The Supreme Court’s decision to review the case follows a split among circuit courts. The Fifth Circuit in July said it was “inclined to agree” with a Texas district court’s conclusion that the Biden enforcement priorities violate federal law. Just days earlier, the Sixth Circuit dissolved a lower court’s injunction after ruling against other state challengers on standing and noting the government has “considerable discretion over whom to arrest and remove.”
Judge Shopping
The case is the 29th federal lawsuit brought by Texas to challenge Biden administration policies, according to University of Texas at Austin law professor Stephen Vladeck, who filed a friend-of-the-court briefbacking the policy.
Texas’ efforts continue an uptick in states—both red and blue—seeking to rein in executive power via the federal courts.
It’s a direct response to recent presidential administrations—from Obama to Trump to now Biden—seeking to use executive power to achieve policy aims they couldn’t get through Congress, according to Troutman Pepper partner Misha Tseytlin, who joined multistate challenges to presidential policies as Wisconsin’s solicitor general.
Historically states weren’t bringing these legal challenges, said Bursch Law founder John Bursch, who previously served as Michigan’s solicitor general. “It’s a recent phenomena” that “every years seems to get more active,” Bursch said.
Those challenges have raised concerns that states are abusing the federal court system for partisan gain through “forum shopping"—that is, seeking to file in a court perceived to be more favorable to a state’s claims.
Bursch noted a string of challenges to Trump administration policies that were brought in courts “stacked with Democratic-appointed judges.”
But Vladeck argues what Texas is doing is “actually different in both degree and kind from the forum shopping we’ve come to expect from savvy litigants in our system.”

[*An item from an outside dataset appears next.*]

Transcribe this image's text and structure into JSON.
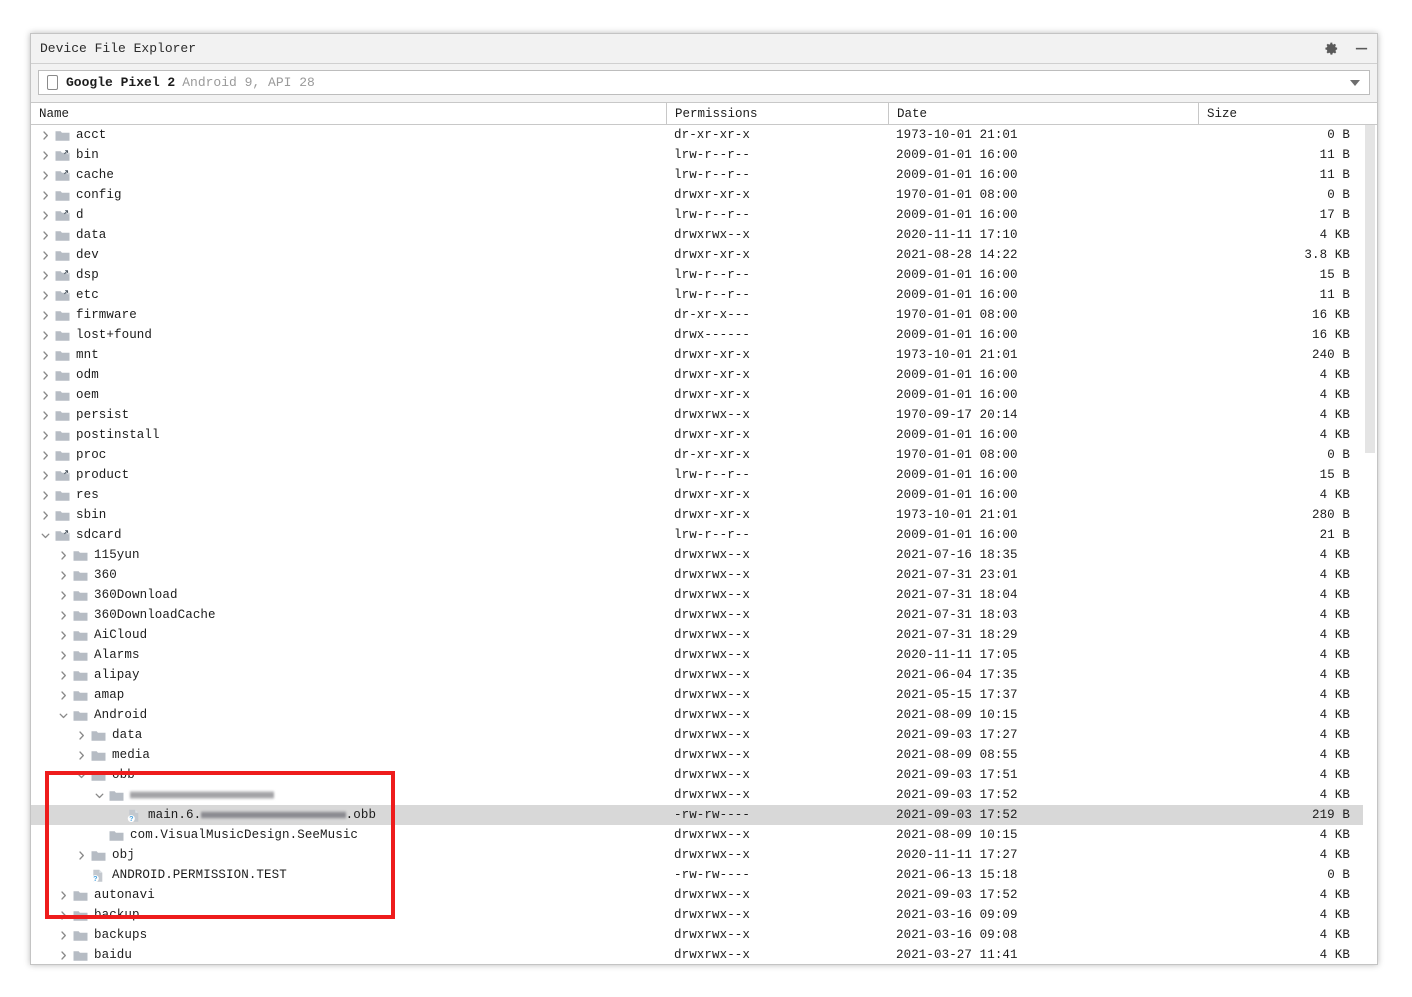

What Texas is doing is not just forum shopping, but “judge shopping,” Vladeck said, “where a number of litigants, and most prominently the state of Texas as a litigant, are actually filing in particular divisions within the federal district courts where they have in many cases a 100% chance—in some cases a 95% chance—of drawing not just from a favorable pool of judges, but actually a specific judge.”
Several GOP-led efforts to undo Biden policies have already reached the Supreme Court on its merits and emergency dockets. Those have included federal vaccine mandates for workers and the administration’s efforts to cancel the Trump-era remain in Mexico policy. The states won on vaccines and lost the immigration case.